When I returned to the UK, I worked in charities. Charity work was very close to my heart. But I also found it frustrating, because a lack of resources often meant things moved very slowly. That’s probably why my next stop was a solar startup called Solarcentury, which manages solar installations. We started out in a shed; I think I was employee number 10. By the time I left, I had helped them raise three rounds of capital and the team had grown to around 200 people.

How has your work changed over the years?

When I first started out, the idea of ethical investment was fairly ‘out there’. A lot of people turned their noses up at the prospect. Now, it’s mainstream, which is not surprising when you think about it. Someone like a pension fund manager is operating on a timescale of 30 or 40 years. If you’re in that role, you’re failing your clients if you don’t think about climate change, which is going to affect their money in a big way over that time period.

This change is being driven by the public, too. Fund managers and investors want to behave ethically because their clients are becoming more and more willing to vote with their wallets. They need to get on the right side of public opinion.

I’m happy to say we’ve been championing ethical investing for a long time, but the recent push has led to some practical changes. We need to do a lot more reporting now, because our customers want to know more about the good their investments are doing. And because the market is much ‘hotter’, it’s tougher to find good returns. But overall, it is of course a hugely positive thing.

What do you enjoy most about your job?

I love the thoughtful, long-term approach we tend to take. Shortly after I joined, the UK government announced a dramatic cut to solar tariffs, an incentive which had encouraged renewable investment. This scared most of our competitors out of the industry. Conversely, we were bold and decided to stick it out. It ended up being a great decision. It helped us grab market share and become the largest solar investor in the UK.

We really do have a positive impact on the planet too, given the type of investments we’re making. And I think we’ve changed the investment landscape in the UK a lot. That’s obviously gratifying when you care about these issues as much as I do.

Another thing I love about Octopus is the culture. People here are smart, curious, and driven.
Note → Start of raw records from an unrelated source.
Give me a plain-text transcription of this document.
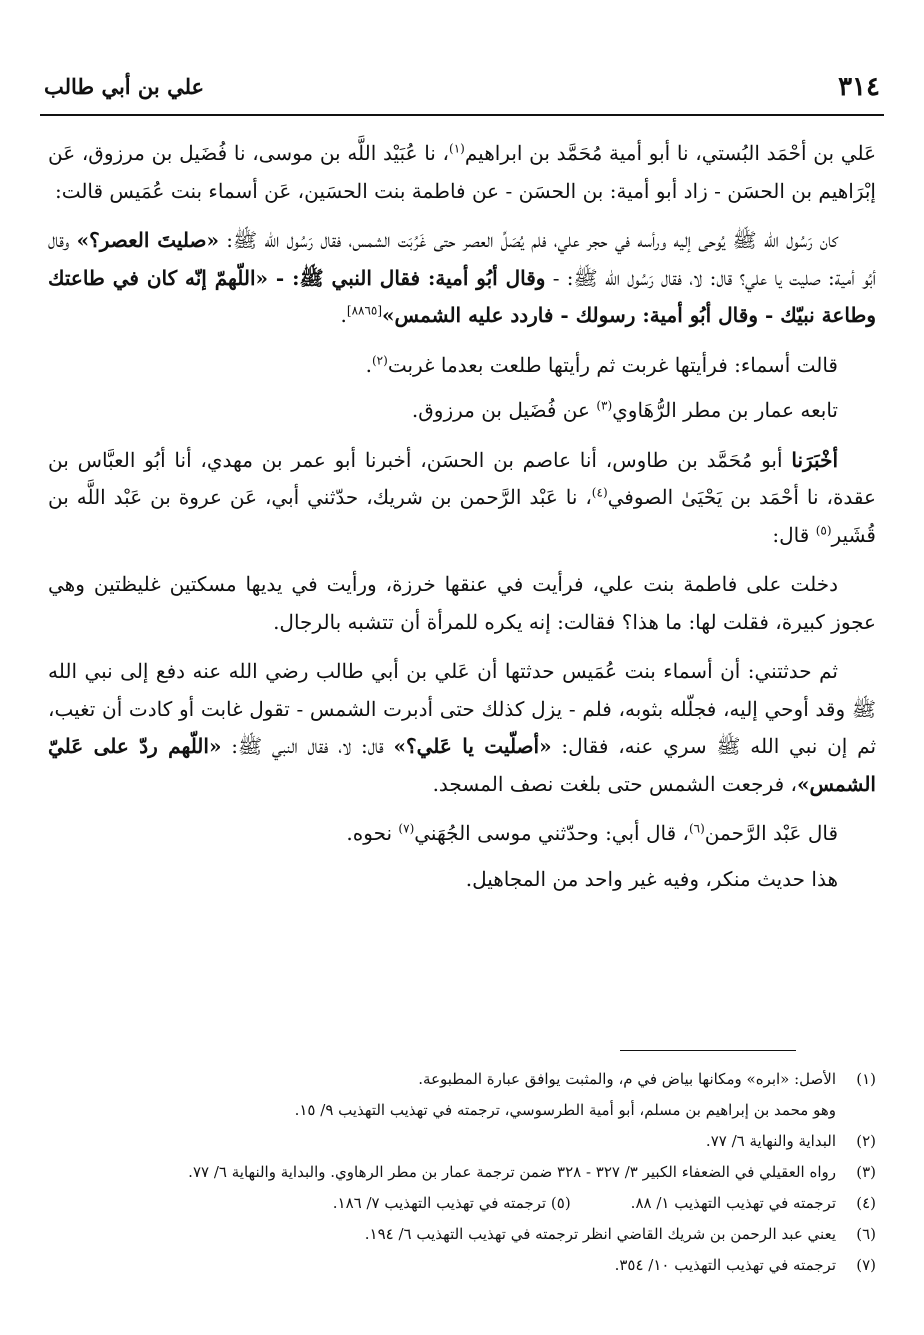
٣١٤
علي بن أبي طالب

عَلي بن أحْمَد البُستي، نا أبو أمية مُحَمَّد بن ابراهيم$^{(١)}$، نا عُبَيْد اللَّه بن موسى، نا فُضَيل بن مرزوق، عَن إبْرَاهيم بن الحسَن - زاد أبو أمية: بن الحسَن - عن فاطمة بنت الحسَين، عَن أسماء بنت عُمَيس قالت:

كان رَسُول الله ﷺ يُوحى إليه ورأسه في حجر علي، فلم يُصَلِّ العصر حتى غَرُبَت الشمس، فقال رَسُول الله ﷺ: «صليتَ العصر؟» وقال أبُو أمية: صليت يا علي؟ قال: لا، فقال رَسُول الله ﷺ: - وقال أبُو أمية: فقال النبي ﷺ: - «اللّهمّ إنّه كان في طاعتك وطاعة نبيّك - وقال أبُو أمية: رسولك - فاردد عليه الشمس»[٨٨٦٥].

قالت أسماء: فرأيتها غربت ثم رأيتها طلعت بعدما غربت$^{(٢)}$.

تابعه عمار بن مطر الرُّهَاوي$^{(٣)}$ عن فُضَيل بن مرزوق.

أخْبَرَنا أبو مُحَمَّد بن طاوس، أنا عاصم بن الحسَن، أخبرنا أبو عمر بن مهدي، أنا أبُو العبَّاس بن عقدة، نا أحْمَد بن يَحْيَىٰ الصوفي$^{(٤)}$، نا عَبْد الرَّحمن بن شريك، حدّثني أبي، عَن عروة بن عَبْد اللَّه بن قُشَير$^{(٥)}$ قال:

دخلت على فاطمة بنت علي، فرأيت في عنقها خرزة، ورأيت في يديها مسكتين غليظتين وهي عجوز كبيرة، فقلت لها: ما هذا؟ فقالت: إنه يكره للمرأة أن تتشبه بالرجال.

ثم حدثتني: أن أسماء بنت عُمَيس حدثتها أن عَلي بن أبي طالب رضي الله عنه دفع إلى نبي الله ﷺ وقد أوحي إليه، فجلّله بثوبه، فلم - يزل كذلك حتى أدبرت الشمس - تقول غابت أو كادت أن تغيب، ثم إن نبي الله ﷺ سري عنه، فقال: «أصلّيت يا عَلي؟» قال: لا، فقال النبي ﷺ: «اللّهم ردّ على عَليّ الشمس»، فرجعت الشمس حتى بلغت نصف المسجد.

قال عَبْد الرَّحمن$^{(٦)}$، قال أبي: وحدّثني موسى الجُهَني$^{(٧)}$ نحوه.

هذا حديث منكر، وفيه غير واحد من المجاهيل.

(١)
الأصل: «ابره» ومكانها بياض في م، والمثبت يوافق عبارة المطبوعة.
وهو محمد بن إبراهيم بن مسلم، أبو أمية الطرسوسي، ترجمته في تهذيب التهذيب ٩/ ١٥.
(٢)
البداية والنهاية ٦/ ٧٧.
(٣)
رواه العقيلي في الضعفاء الكبير ٣/ ٣٢٧ - ٣٢٨ ضمن ترجمة عمار بن مطر الرهاوي. والبداية والنهاية ٦/ ٧٧.
(٤)
ترجمته في تهذيب التهذيب ١/ ٨٨.(٥) ترجمته في تهذيب التهذيب ٧/ ١٨٦.
(٦)
يعني عبد الرحمن بن شريك القاضي انظر ترجمته في تهذيب التهذيب ٦/ ١٩٤.
(٧)
ترجمته في تهذيب التهذيب ١٠/ ٣٥٤.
It’s a fantastic atmosphere if you want to push yourself to be the best you can be.

What’s the toughest part of your job?

A fast-paced environment cuts both ways. Sometimes, it can be hard to take a breath. People can have very high expectations in terms of how much you can get done in a day.

Something that can be frustrating about working in investments is that you often don’t get credit for avoiding problems and pitfalls. A large part of my job is about managing risk, which is vital for a sound investment strategy. But it doesn’t tend to get celebrated quite as much as a big win.

What’s the best piece of advice you’ve had in your career?

Very early on in my career, someone told me that when you make a mistake, you should fess up immediately. If you do that, it goes away, and you can move on. It sounds simple, but this advice had a big effect on me. I’ve always tried to be open and honest with people throughout my career.

At Octopus, we use the SDI® process to help team members learn more about their motivations, which can help us understand how we and our colleagues like to work.

Below, Kat tells us more about her SDI® colour and her motivations. Find out more about your motivations and read extra tips from Octopus leaders in our recent SDI® article

The colours are blue (people-oriented), red (decision-oriented) and green (data-oriented). I’m a ‘hub’, meaning I’m somewhere in the middle and motivated by flexibility. But I lean much more towards red and blue than green.

Is this colour what you expected? And has knowing this helped you in your work?

Yes, it definitely feels accurate. Knowing it hasn’t really changed how I see myself, but finding out other people’s colours has been massively useful. ‘Reds’ can upset ‘greens’ by skipping over the detail, for example. It made me more thoughtful about the way I approach those I work with.